NAC can: quarantine non-compliant devices (placed in a remediation VLAN where they can update), allow compliant devices full access, and block devices without authorization.
Agent-based NAC — requires software installed on the device to check compliance. Agentless NAC — uses network scanning and Active Directory integration (less thorough but easier to deploy). Persistent agents stay installed; dissolvable agents run only during authentication.
- NAC: enforce security policies before granting network access
- Checks device health: AV status, patches, encryption, firewall
- Non-compliant devices: quarantined to remediation VLAN
- Agent-based: installed software, more thorough
- Agentless: network scanning, easier to deploy
Port Security and DHCP Snooping
Port Security — limits how many MAC addresses can be learned on a switch port. Prevents MAC flooding attacks and unauthorized device connections. Actions on violation: shutdown (disable the port), restrict (block the violating MAC), or protect (drop traffic from unknown MACs without alerting).

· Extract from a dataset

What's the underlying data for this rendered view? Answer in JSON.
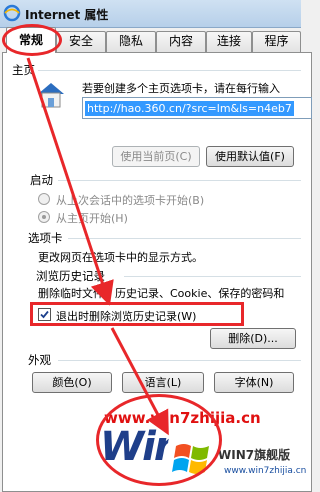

DHCP Snooping — a security feature that filters untrusted DHCP messages. It prevents rogue DHCP servers from issuing false IP configurations. Trusted ports (uplinks to authorized DHCP servers) are configured manually; all other ports are untrusted.
Dynamic ARP Inspection (DAI) — validates ARP packets against the DHCP snooping database to prevent ARP spoofing/poisoning attacks. ARP attacks allow man-in-the-middle positioning on the local network.

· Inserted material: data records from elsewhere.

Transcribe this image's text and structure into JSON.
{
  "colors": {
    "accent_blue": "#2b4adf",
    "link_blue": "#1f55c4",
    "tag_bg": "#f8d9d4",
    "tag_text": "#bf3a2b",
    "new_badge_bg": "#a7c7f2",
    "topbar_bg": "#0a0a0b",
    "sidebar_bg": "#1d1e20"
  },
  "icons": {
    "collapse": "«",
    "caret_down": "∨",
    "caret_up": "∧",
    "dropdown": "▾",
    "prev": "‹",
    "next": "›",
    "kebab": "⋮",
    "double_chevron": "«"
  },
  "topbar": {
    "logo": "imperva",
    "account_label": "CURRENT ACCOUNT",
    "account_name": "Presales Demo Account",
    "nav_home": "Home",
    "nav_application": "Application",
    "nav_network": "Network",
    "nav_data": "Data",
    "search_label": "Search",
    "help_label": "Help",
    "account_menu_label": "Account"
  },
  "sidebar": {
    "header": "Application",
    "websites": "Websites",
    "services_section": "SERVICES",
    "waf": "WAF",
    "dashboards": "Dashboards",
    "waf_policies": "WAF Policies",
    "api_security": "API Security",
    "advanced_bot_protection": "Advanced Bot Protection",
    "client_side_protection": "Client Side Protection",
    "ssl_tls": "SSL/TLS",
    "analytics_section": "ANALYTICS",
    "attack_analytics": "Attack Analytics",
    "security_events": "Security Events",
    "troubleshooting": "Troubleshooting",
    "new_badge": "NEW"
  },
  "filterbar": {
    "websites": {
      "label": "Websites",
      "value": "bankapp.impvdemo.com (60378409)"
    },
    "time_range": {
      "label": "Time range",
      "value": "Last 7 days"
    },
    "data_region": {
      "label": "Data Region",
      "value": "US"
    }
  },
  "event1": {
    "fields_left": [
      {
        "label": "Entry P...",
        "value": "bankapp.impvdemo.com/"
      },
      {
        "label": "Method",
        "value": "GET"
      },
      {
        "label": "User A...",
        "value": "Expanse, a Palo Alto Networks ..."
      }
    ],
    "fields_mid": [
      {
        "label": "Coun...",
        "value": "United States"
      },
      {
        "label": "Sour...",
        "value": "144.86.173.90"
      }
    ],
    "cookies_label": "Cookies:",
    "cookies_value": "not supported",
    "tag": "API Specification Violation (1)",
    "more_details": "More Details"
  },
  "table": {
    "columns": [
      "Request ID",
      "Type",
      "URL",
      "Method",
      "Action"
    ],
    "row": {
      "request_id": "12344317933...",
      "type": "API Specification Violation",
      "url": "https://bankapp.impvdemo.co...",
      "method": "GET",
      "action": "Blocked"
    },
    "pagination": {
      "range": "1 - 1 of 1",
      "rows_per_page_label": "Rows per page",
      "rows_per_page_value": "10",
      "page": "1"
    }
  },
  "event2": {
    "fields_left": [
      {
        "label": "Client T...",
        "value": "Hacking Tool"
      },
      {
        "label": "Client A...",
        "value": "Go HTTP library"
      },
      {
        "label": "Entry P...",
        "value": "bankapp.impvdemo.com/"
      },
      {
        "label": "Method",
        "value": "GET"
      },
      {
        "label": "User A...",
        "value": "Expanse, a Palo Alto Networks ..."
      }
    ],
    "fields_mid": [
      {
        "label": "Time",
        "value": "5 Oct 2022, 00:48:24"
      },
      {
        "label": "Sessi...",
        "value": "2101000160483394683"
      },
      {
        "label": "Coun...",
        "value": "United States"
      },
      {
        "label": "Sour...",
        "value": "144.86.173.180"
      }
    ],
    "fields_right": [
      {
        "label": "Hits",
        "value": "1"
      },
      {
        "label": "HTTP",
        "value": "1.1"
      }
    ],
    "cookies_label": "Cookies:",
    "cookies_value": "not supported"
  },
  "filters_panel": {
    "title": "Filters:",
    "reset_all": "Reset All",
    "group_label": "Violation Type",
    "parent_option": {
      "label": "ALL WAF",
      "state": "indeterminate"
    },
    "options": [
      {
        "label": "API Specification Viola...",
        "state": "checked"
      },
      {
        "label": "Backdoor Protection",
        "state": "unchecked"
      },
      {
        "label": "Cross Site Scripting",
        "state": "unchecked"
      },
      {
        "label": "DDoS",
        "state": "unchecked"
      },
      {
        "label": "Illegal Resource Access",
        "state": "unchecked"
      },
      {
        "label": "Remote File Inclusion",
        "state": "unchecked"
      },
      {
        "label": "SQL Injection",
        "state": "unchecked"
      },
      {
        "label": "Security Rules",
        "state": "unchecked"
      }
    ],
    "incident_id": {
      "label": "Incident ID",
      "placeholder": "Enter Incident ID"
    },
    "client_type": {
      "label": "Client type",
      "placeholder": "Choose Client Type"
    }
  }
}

- Port security: limit MAC addresses per port — prevents MAC flooding
- Violation actions: shutdown, restrict, or protect
- DHCP snooping: blocks rogue DHCP servers, validates DHCP responses
- DAI: prevents ARP spoofing by validating against DHCP snooping database
VLANs and Network Segmentation
VLANs (Virtual Local Area Networks) logically segment a physical network into separate broadcast domains. Devices in different VLANs cannot communicate directly — traffic must pass through a router or Layer 3 switch, where security policies can be enforced.

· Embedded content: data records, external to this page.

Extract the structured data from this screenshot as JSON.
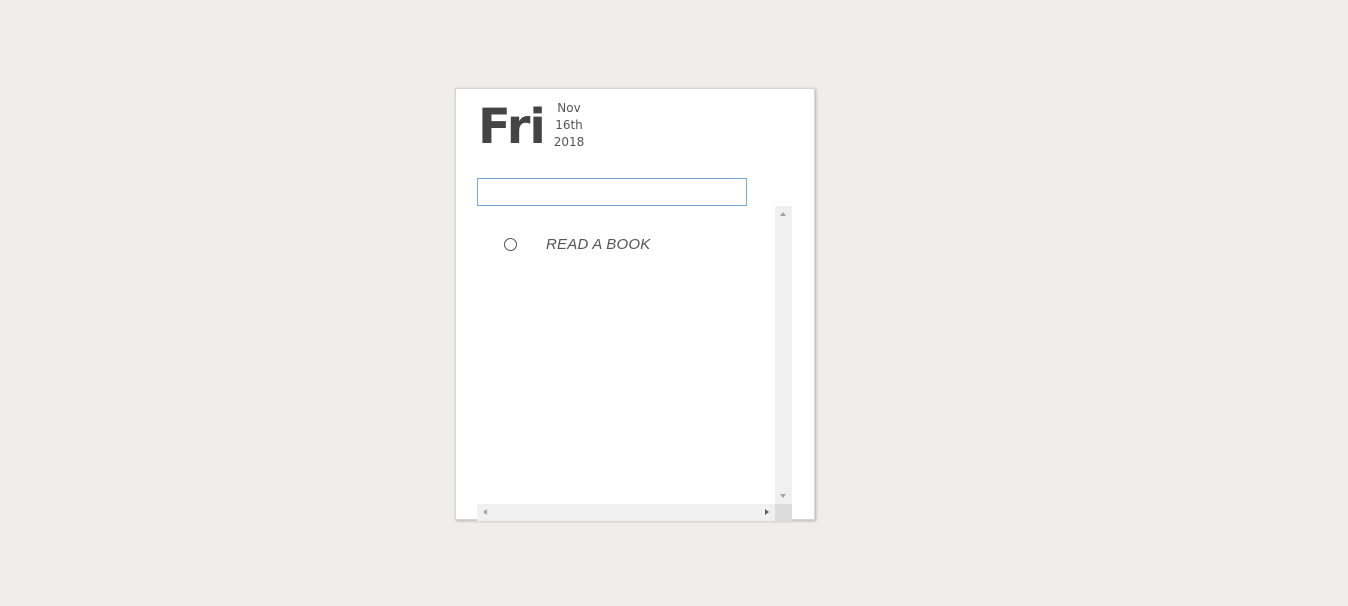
{
  "header": {
    "day": "Fri",
    "month": "Nov",
    "day_of_month": "16th",
    "year": "2018"
  },
  "input": {
    "value": "",
    "placeholder": ""
  },
  "todos": [
    {
      "text": "READ A BOOK",
      "done": false,
      "icon": "circle-outline-icon"
    }
  ],
  "scrollbars": {
    "up_icon": "scroll-up-arrow-icon",
    "down_icon": "scroll-down-arrow-icon",
    "left_icon": "scroll-left-arrow-icon",
    "right_icon": "scroll-right-arrow-icon"
  },
  "colors": {
    "background": "#efeeec",
    "card": "#ffffff",
    "text": "#444444",
    "input_focus_border": "#7aa7d8"
  }
}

VLAN benefits: reduces broadcast traffic, improves security (isolates sensitive systems), simplifies management (logical grouping regardless of physical location).
VLAN Hopping — an attack where an attacker sends traffic tagged with a different VLAN ID to access unauthorized VLANs. Prevention: disable trunking on access ports, use dedicated VLAN IDs, and apply ACLs on inter-VLAN routing.
Separate VLANs should be used for: management traffic, voice (VoIP), guest Wi-Fi, IoT devices, and sensitive data systems.
- VLANs: logically separate networks on the same physical switch
- Inter-VLAN routing requires a router or Layer 3 switch (enforces policies)
- VLAN hopping: attacker sends crafted 802.1Q tags to access other VLANs
- Always disable trunking on access ports (switchport mode access)
- Segment networks: guest, IoT, voice, management, production
Exam Tip
802.1X is a frequent exam topic: know Supplicant/ Authenticator/ Authentication Server trio. NAC checks device health. Port security limits MAC addresses. VLANs isolate traffic — disable trunking on access ports to prevent VLAN hopping.